Türkiye’nin 2002’den günümüze yakaladığı; küresel konjonktür, siyasal istikrar, AB reformları, doğrudan yabancı sermaye yatırımları ve kanımca çok belirleyici olmak üzere bütçe/mali disiplinin sağlanmış olması ile de desteklenen çok önemli ve ülkenin makus talihini kırmanın eşiğine gelmiş büyüme süreci tehdit altındadır.
Büyüme oranlarının tekrar senelik yüzde birlere, hatta sıfır ya da negatife dönmesi demek mali disiplinin yine bozulması, henüz çok taze yüksek enflasyon hafıza ve canavarının tekrar dirilmesi demektir.
Ve bunları tekrar toparlamak, küresel konjonktürün çok bersizleştiği, önünü göremediği bir ortamda hiç kolay olmayabilir.
(...)
Ekonomide karşımıza dikilen üç adet, birbirinin türevi, sorunu örnek olarak sunacağım;
1-Büyüme oranı 2008’in ikinci çeyreğinde geçen senenin aynı dönemine göre yüzde 1.9 çıkmıştır; bu oran son senelerin, 26 çeyrektir kesintisiz süren büyümenin durmakta olduğunun güçlü bir işaretidir.
2-İç talepte büyük bir daralma gözlenmektedir, dayanıklı tüketim malları üretim ve satışında senenin ilk yarısında geçen senenin aynı dönemine göre büyük düşüş vardır; üretim geçen senenin aynı dönemine göre yüzde 13, tüketim yüzde 14 gerilemiş bulunmaktadır.
Haziran ayında toplam otomobil üretimi (-%1.6), toplam otomobil satışları (-%4.7), ithal otomobil satışları (-%1.1) ve trafiğe kaydedilen araç sayısında da (-%13.9) gerileme gözlemlenmektedir.
3- 2008’in ilk sekiz ayında (Ocak-Ağustos) geçen senenin aynı dönemine göre yeni kurulan şirket, kooperatif ve gerçek kişi ticari işletmeleri toplamı yüzde iki artarken, kapanan ve tasfiye edilenlerin sayısındaki arıtş yüzde 32.5’e ulaşmıştır.
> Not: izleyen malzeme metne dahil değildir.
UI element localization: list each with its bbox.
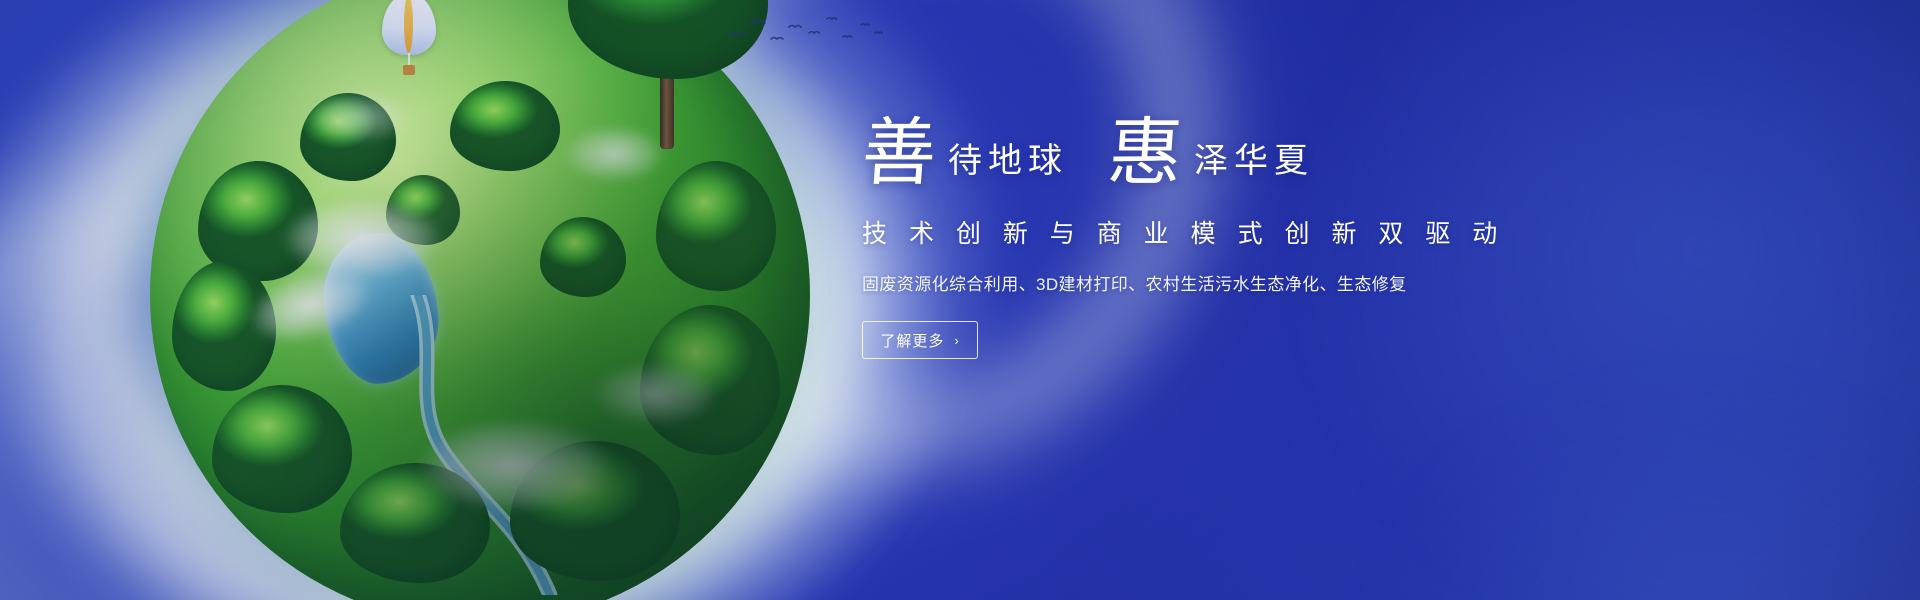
hero-subtitle: 技 术 创 新 与 商 业 模 式 创 新 双 驱 动	[862, 214, 1482, 250]
learn-more-button[interactable]: 了解更多 ›	[862, 321, 978, 359]
hero-banner: 善 待地球 惠 泽华夏 技 术 创 新 与 商 业 模 式 创 新 双 驱 动 …	[0, 0, 1920, 600]
chevron-right-icon: ›	[954, 334, 959, 347]
hero-description: 固废资源化综合利用、3D建材打印、农村生活污水生态净化、生态修复	[862, 270, 1482, 295]
headline-text-daidiqiu: 待地球	[938, 145, 1068, 188]
hero-content: 善 待地球 惠 泽华夏 技 术 创 新 与 商 业 模 式 创 新 双 驱 动 …	[862, 120, 1482, 359]
learn-more-label: 了解更多	[880, 330, 944, 351]
headline-text-zehuaxia: 泽华夏	[1184, 145, 1314, 188]
hero-headline: 善 待地球 惠 泽华夏	[862, 120, 1482, 188]
headline-char-shan: 善	[860, 120, 941, 188]
headline-char-hui: 惠	[1106, 120, 1187, 188]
Bu olumsuz tabloyu çok olumsuz dış konjonktür hem bir ölçüde yaratmakta hem de desteklemektedir. Çok başarılı 25 çeyreklik bir büyüme sürecinden sonra gelinen bu olumsuz noktayı aşmak olanaksız değildir. Yapılması gereken, içerideki anlamsız, verimsiz, alternatif üretemeyeen muhalefetle saç saça, baş başa kavga etmek yerine demokrasi ve hukuk reformlarına hız vermektir.
Evet, içinde bulunduğumuz olumsuz ama olumsuz olduğu kadar da ilginç uluslararası konjonktürde ekonomik büyümenin tekrar kabul edilebilir, işsizliği yüzde onların çok üzerine çekmeyecek bir büyüme rayına oturtabilmek için yapılması gereken ilk iş hukuk ve demokrasi reformlarına çok başarılı 2003-2004 sürecinden de güçlü olarak, bazı AB başkentlerine kulak tıkayarak, destek vermek, sonuç almaktır. Ekonomik krizi, duran büyüme sorununu Türkiye’nin kendi mevcut iç kaynaklarıyla aşması hayaldir, gerçekçi değildir, iktisat teorisine aykırıdır; bunu söyleyegelen sözde sosyal demokrat, gerçekte içe kapanmacı söylemler büyük bir yalandır, yalan değilse de cehalettir.
Dış kaynak girişini, doğrudan yabancı sermaye yatırımı kaleminde tekrar senede yirmi milyar doların çok üzerine çekebilmek bugün için krizi aşmanın yegane yöntemidir.
Senede on milyar doların altına inme riski taşıyan doğrudan yabancı sermaye yatırımlarını otuz milyar düzeyine çekebilmek ise içeride hukuk devletini AB normlarında konsolide etmekten, demokrasiyi güçlendirmekten geçmektedir.
Bunu yaptığımız zaman küresel kriz ortamında yatırım için istikrarlı liman arayan sermaye miktarı bizi bile şaşırtabilecek düzeydedir. Yapılması gereken içeride parazit yapan seslere aldırmadan Ulusal Programı, Katılım Ortaklığı Belgesinde ne isteniyorsa o düzeyde düzenlemek, yasaları geçirmek ve hemen uygulamaktır.
Yarın bu işler için çok geç olabilir.